Department of Education, Seoul National University, Seoul, South Korea.
Department of Human Development and Quantitative Methodology, University of Maryland, College Park, Maryland, USA.
Br J Math Stat Psychol. 2021 May;74(2):165-183. doi: 10.1111/bmsp.12217. Epub 2020 Oct 15.
Despite the long-standing discussion on fixed effects (FE) and random effects (RE) models, how and under what conditions both methods can eliminate unmeasured confounding bias has not yet been widely understood in practice. Using a simple pretest-posttest design in a linear setting, this paper translates the conventional algebraic formalization of FE and RE models into causal graphs and provides intuitively accessible graphical explanations about their data-generating and bias-removing processes. The proposed causal graphs highlight that FE and RE models consider different data-generating models. RE models presume a data-generating model that is identical to a randomized controlled trial, while FE models allow for unobserved time-invariant treatment-outcome confounding. Augmenting regular causal graphs that describe data-generating processes by adding the computational structures of FE and RE estimators, the paper visualizes how FE estimators (gain score and deviation score estimators) and RE estimators (quasi-deviation score estimators) offset unmeasured confounding bias. In contrast to standard regression or matching estimators that reduce confounding bias by blocking non-causal paths via conditioning, FE and RE estimators offset confounding bias by deliberately creating new non-causal paths and associations of opposite sign. Though FE and RE estimators are similar in their bias-offsetting mechanisms, the augmented graphs reveal their subtle differences that can result in different biases in observational studies.
尽管固定效应(FE)和随机效应(RE)模型已经讨论了很长时间,但在实践中,这两种方法如何以及在什么条件下可以消除未测量的混杂偏倚,尚未得到广泛理解。

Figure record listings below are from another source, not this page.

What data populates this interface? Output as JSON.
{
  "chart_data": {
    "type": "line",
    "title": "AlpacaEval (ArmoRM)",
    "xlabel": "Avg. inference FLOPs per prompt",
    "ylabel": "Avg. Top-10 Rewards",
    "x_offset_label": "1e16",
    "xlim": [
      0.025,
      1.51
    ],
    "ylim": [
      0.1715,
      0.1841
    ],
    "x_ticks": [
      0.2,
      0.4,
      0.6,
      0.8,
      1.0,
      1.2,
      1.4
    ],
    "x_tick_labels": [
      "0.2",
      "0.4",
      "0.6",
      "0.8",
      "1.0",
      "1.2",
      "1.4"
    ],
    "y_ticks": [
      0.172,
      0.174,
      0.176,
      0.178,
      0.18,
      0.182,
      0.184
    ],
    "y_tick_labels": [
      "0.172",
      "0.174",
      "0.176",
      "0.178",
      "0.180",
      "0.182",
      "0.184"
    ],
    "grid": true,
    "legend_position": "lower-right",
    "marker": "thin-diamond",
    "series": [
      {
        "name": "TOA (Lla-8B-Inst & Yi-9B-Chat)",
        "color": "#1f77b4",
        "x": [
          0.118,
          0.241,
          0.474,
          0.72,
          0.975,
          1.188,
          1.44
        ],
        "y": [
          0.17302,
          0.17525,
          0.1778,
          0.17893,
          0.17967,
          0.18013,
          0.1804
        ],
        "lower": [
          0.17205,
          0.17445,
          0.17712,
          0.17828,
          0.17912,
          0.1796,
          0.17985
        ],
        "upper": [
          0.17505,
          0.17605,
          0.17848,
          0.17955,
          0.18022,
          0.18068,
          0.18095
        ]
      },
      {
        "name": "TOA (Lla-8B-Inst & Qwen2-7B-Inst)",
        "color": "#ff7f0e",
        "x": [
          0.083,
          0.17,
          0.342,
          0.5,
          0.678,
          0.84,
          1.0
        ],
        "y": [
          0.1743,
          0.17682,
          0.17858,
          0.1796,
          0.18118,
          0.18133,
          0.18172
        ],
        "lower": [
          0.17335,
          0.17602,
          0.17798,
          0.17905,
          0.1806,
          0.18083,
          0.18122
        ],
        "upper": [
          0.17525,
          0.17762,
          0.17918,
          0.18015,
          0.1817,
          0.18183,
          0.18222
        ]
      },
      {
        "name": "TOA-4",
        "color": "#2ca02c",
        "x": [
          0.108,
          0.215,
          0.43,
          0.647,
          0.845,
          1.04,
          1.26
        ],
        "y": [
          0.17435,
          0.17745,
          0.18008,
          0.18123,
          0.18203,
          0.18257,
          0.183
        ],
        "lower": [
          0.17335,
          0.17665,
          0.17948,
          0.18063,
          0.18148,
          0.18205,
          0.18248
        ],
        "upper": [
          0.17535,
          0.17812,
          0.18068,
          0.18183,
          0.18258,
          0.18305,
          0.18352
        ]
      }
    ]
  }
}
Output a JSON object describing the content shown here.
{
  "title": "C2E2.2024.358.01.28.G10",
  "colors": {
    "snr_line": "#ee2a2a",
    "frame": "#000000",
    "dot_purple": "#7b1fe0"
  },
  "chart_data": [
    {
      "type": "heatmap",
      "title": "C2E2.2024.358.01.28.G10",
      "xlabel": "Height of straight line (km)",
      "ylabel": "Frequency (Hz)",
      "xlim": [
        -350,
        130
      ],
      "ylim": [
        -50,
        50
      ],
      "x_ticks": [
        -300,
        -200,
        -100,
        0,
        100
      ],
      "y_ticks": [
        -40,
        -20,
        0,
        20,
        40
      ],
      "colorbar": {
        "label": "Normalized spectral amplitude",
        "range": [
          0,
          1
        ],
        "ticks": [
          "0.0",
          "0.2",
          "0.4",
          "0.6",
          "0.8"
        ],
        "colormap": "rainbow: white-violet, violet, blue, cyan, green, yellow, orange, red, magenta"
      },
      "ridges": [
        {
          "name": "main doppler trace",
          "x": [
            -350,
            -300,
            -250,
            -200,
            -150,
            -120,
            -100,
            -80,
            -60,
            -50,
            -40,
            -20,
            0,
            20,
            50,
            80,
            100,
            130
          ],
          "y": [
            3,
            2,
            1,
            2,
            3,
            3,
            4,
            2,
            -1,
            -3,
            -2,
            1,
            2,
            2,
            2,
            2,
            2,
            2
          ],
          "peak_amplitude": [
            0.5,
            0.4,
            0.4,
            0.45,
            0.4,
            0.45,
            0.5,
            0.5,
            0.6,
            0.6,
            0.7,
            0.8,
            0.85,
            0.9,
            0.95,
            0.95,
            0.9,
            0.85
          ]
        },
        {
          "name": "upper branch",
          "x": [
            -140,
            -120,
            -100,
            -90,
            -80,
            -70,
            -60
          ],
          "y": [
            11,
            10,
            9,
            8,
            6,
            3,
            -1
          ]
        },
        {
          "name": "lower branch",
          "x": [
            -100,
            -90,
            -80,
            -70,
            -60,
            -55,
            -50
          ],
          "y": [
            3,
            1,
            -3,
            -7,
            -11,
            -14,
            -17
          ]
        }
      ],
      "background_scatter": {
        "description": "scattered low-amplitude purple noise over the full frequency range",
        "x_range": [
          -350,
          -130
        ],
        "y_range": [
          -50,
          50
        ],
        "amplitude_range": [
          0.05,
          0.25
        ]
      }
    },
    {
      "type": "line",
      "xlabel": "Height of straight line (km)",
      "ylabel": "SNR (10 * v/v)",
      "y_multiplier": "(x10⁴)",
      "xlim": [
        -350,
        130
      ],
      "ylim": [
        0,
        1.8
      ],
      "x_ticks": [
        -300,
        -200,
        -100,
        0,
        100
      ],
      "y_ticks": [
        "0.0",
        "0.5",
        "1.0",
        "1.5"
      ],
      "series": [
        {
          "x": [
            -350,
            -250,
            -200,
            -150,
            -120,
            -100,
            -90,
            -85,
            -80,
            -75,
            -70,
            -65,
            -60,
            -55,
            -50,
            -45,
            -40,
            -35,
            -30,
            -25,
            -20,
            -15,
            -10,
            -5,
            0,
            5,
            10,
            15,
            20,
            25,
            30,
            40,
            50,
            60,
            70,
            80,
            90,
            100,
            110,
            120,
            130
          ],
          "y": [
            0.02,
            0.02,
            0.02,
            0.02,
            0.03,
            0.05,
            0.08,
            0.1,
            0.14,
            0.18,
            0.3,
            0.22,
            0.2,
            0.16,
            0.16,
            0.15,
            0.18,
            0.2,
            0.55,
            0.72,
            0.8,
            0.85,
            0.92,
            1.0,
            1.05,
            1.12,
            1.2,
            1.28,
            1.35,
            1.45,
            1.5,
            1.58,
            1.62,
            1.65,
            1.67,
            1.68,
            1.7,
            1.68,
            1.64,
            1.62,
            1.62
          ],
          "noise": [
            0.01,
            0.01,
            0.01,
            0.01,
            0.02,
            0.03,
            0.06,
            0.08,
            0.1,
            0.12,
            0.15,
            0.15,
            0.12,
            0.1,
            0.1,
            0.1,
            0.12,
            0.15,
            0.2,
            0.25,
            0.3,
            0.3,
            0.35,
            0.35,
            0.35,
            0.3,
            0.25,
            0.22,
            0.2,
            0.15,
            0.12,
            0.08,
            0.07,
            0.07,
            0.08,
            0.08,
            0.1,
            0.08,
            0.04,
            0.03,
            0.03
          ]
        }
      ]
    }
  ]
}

本文使用线性设置中的简单预测试后设计,将 FE 和 RE 模型的传统代数形式化转化为因果图,并提供关于它们的数据生成和偏倚消除过程的直观可访问的图形解释。所提出的因果图强调了 FE 和 RE 模型考虑了不同的数据生成模型。RE 模型假设一个与随机对照试验相同的数据生成模型,而 FE 模型允许存在未观察到的、时间不变的治疗效果混杂。通过在描述数据生成过程的常规因果图中添加 FE 和 RE 估计量的计算结构,本文可视化了 FE 估计量(增益得分和偏差得分估计量)和 RE 估计量(拟偏差得分估计量)如何消除未测量的混杂偏倚。与通过条件作用来阻断非因果路径从而减少混杂偏倚的标准回归或匹配估计量不同,FE 和 RE 估计量通过故意创建新的非因果路径和相反符号的关联来消除混杂偏倚。尽管 FE 和 RE 估计量在其偏倚消除机制上相似,但增强后的图揭示了它们的细微差异,这可能导致观察性研究中的不同偏倚。